The US Food and Drug Administration (FDA) has granted Orphan Drug Designation for iOnctura’s IOA-244, which is in development for solid and hematologic malignancies including uveal melanoma.
Uveal melanoma is a disease in which cancer originates in the tissues of the eye, causing symptoms such as blurred vision or a dark spot on the iris.
When the cancer metastases, which it does in approximately 50% of patients, there are limited treatment options and projected overall survival is only a year.
A PI3Kδ inhibitor, IOA-244 (roginolisib) is being investigated in the DIONE-01 trial, a two-part, first-in-human Phase I study.

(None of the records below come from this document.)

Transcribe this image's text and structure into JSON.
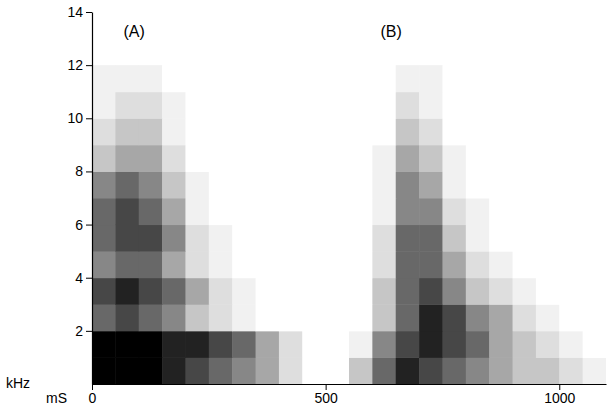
{
  "chart_data": {
    "type": "heatmap",
    "x_label": "mS",
    "y_label": "kHz",
    "xlim": [
      0,
      1100
    ],
    "ylim": [
      0,
      14
    ],
    "xticks": [
      0,
      500,
      1000
    ],
    "yticks": [
      2,
      4,
      6,
      8,
      10,
      12,
      14
    ],
    "x_bins": [
      0,
      50,
      100,
      150,
      200,
      250,
      300,
      350,
      400,
      450,
      500,
      550,
      600,
      650,
      700,
      750,
      800,
      850,
      900,
      950,
      1000,
      1050,
      1100
    ],
    "y_bins": [
      0,
      1,
      2,
      3,
      4,
      5,
      6,
      7,
      8,
      9,
      10,
      11,
      12
    ],
    "cells": [
      [
        9,
        9,
        9,
        8,
        7,
        6,
        5,
        4,
        2,
        0,
        0,
        3,
        6,
        8,
        7,
        6,
        5,
        4,
        3,
        3,
        2,
        1
      ],
      [
        9,
        9,
        9,
        8,
        8,
        7,
        6,
        4,
        2,
        0,
        0,
        1,
        5,
        7,
        8,
        7,
        6,
        4,
        3,
        2,
        1,
        0
      ],
      [
        6,
        7,
        6,
        5,
        3,
        2,
        1,
        0,
        0,
        0,
        0,
        0,
        3,
        6,
        8,
        7,
        5,
        4,
        2,
        1,
        0,
        0
      ],
      [
        7,
        8,
        7,
        6,
        4,
        2,
        1,
        0,
        0,
        0,
        0,
        0,
        3,
        6,
        7,
        5,
        3,
        2,
        1,
        0,
        0,
        0
      ],
      [
        5,
        6,
        6,
        4,
        2,
        1,
        0,
        0,
        0,
        0,
        0,
        0,
        2,
        6,
        6,
        4,
        2,
        1,
        0,
        0,
        0,
        0
      ],
      [
        6,
        7,
        7,
        5,
        2,
        1,
        0,
        0,
        0,
        0,
        0,
        0,
        2,
        6,
        6,
        3,
        1,
        0,
        0,
        0,
        0,
        0
      ],
      [
        6,
        7,
        6,
        4,
        1,
        0,
        0,
        0,
        0,
        0,
        0,
        0,
        1,
        5,
        5,
        2,
        1,
        0,
        0,
        0,
        0,
        0
      ],
      [
        5,
        6,
        5,
        3,
        1,
        0,
        0,
        0,
        0,
        0,
        0,
        0,
        1,
        5,
        4,
        1,
        0,
        0,
        0,
        0,
        0,
        0
      ],
      [
        3,
        4,
        4,
        2,
        0,
        0,
        0,
        0,
        0,
        0,
        0,
        0,
        1,
        4,
        3,
        1,
        0,
        0,
        0,
        0,
        0,
        0
      ],
      [
        2,
        3,
        3,
        1,
        0,
        0,
        0,
        0,
        0,
        0,
        0,
        0,
        0,
        3,
        2,
        0,
        0,
        0,
        0,
        0,
        0,
        0
      ],
      [
        1,
        2,
        2,
        1,
        0,
        0,
        0,
        0,
        0,
        0,
        0,
        0,
        0,
        2,
        1,
        0,
        0,
        0,
        0,
        0,
        0,
        0
      ],
      [
        1,
        1,
        1,
        0,
        0,
        0,
        0,
        0,
        0,
        0,
        0,
        0,
        0,
        1,
        1,
        0,
        0,
        0,
        0,
        0,
        0,
        0
      ]
    ],
    "annotations": [
      {
        "text": "(A)",
        "x": 90,
        "y": 13.2
      },
      {
        "text": "(B)",
        "x": 640,
        "y": 13.2
      }
    ]
  }
}
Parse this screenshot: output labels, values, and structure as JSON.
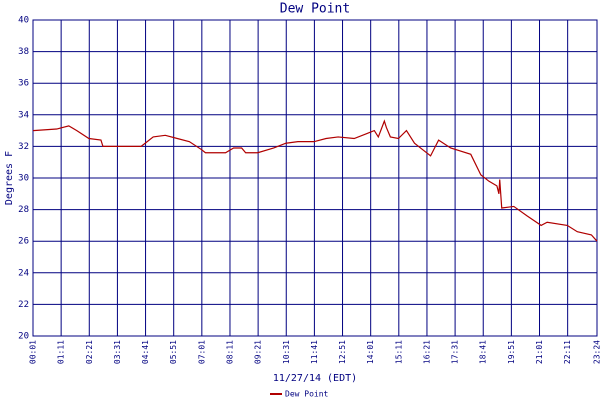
{
  "chart_data": {
    "type": "line",
    "title": "Dew Point",
    "x_label": "11/27/14 (EDT)",
    "y_label": "Degrees F",
    "x": [
      1,
      60,
      90,
      110,
      140,
      170,
      175,
      270,
      280,
      300,
      330,
      360,
      390,
      420,
      430,
      480,
      500,
      520,
      530,
      560,
      600,
      630,
      660,
      700,
      730,
      760,
      800,
      830,
      850,
      860,
      875,
      880,
      890,
      910,
      930,
      950,
      970,
      990,
      1010,
      1040,
      1090,
      1115,
      1135,
      1155,
      1160,
      1162,
      1167,
      1197,
      1230,
      1265,
      1280,
      1330,
      1355,
      1390,
      1404
    ],
    "series": [
      {
        "name": "Dew Point",
        "color": "#b00000",
        "values": [
          33.0,
          33.1,
          33.3,
          33.0,
          32.5,
          32.4,
          32.0,
          32.0,
          32.2,
          32.6,
          32.7,
          32.5,
          32.3,
          31.8,
          31.6,
          31.6,
          31.9,
          31.9,
          31.6,
          31.6,
          31.9,
          32.2,
          32.3,
          32.3,
          32.5,
          32.6,
          32.5,
          32.8,
          33.0,
          32.6,
          33.6,
          33.2,
          32.6,
          32.5,
          33.0,
          32.2,
          31.8,
          31.4,
          32.4,
          31.9,
          31.5,
          30.2,
          29.8,
          29.5,
          29.0,
          29.9,
          28.1,
          28.2,
          27.6,
          27.0,
          27.2,
          27.0,
          26.6,
          26.4,
          26.0
        ]
      }
    ],
    "xlim": [
      1,
      1404
    ],
    "xticks": [
      {
        "value": 1,
        "label": "00:01"
      },
      {
        "value": 71,
        "label": "01:11"
      },
      {
        "value": 141,
        "label": "02:21"
      },
      {
        "value": 211,
        "label": "03:31"
      },
      {
        "value": 281,
        "label": "04:41"
      },
      {
        "value": 351,
        "label": "05:51"
      },
      {
        "value": 421,
        "label": "07:01"
      },
      {
        "value": 491,
        "label": "08:11"
      },
      {
        "value": 561,
        "label": "09:21"
      },
      {
        "value": 631,
        "label": "10:31"
      },
      {
        "value": 701,
        "label": "11:41"
      },
      {
        "value": 771,
        "label": "12:51"
      },
      {
        "value": 841,
        "label": "14:01"
      },
      {
        "value": 911,
        "label": "15:11"
      },
      {
        "value": 981,
        "label": "16:21"
      },
      {
        "value": 1051,
        "label": "17:31"
      },
      {
        "value": 1121,
        "label": "18:41"
      },
      {
        "value": 1191,
        "label": "19:51"
      },
      {
        "value": 1261,
        "label": "21:01"
      },
      {
        "value": 1331,
        "label": "22:11"
      },
      {
        "value": 1404,
        "label": "23:24"
      }
    ],
    "ylim": [
      20,
      40
    ],
    "yticks": [
      20,
      22,
      24,
      26,
      28,
      30,
      32,
      34,
      36,
      38,
      40
    ],
    "grid": true
  }
}
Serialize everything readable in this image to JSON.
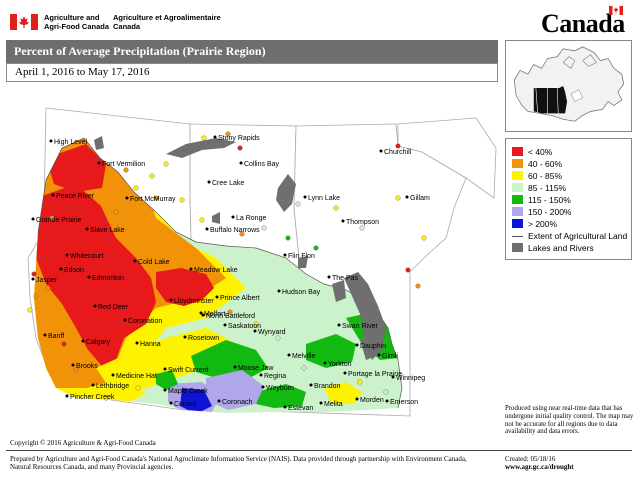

Part A of the study investigated the safety and pharmacokinetics of continuous daily dosing of IOA-244 at 10, 20, 40 and 80mg.
Part B is an ongoing cohort-expansion of the biologically-effective dose (BED) of 80mg in solid and hematologic malignancies including a recently opened non-Hodgkin ́s lymphoma cohort.
Across all patients treated to date, roginolisib given at the BED showed less than 5% Grade 3 or Grade 4 toxicities, with these toxicities being transient in nature. There have been no dose-limiting drug reductions or interruptions and long- term (over six months) administration of IOA-244 is well tolerated.
Catherine Pickering, Chief Executive Officer of iOnctura, said: “We are delighted to provide these positive updates on IOA-244, our lead clinical programme. These data demonstrate for the first time that a semi-allosteric inhibitor of PI3Kδ can be given to patients safely for long durations with no serious adverse events.
“We are excited to take IOA-244 forwards into a monotherapy registration study in uveal melanoma and to further explore its potential both in lymphoma and solid tumours such as NSCLC.”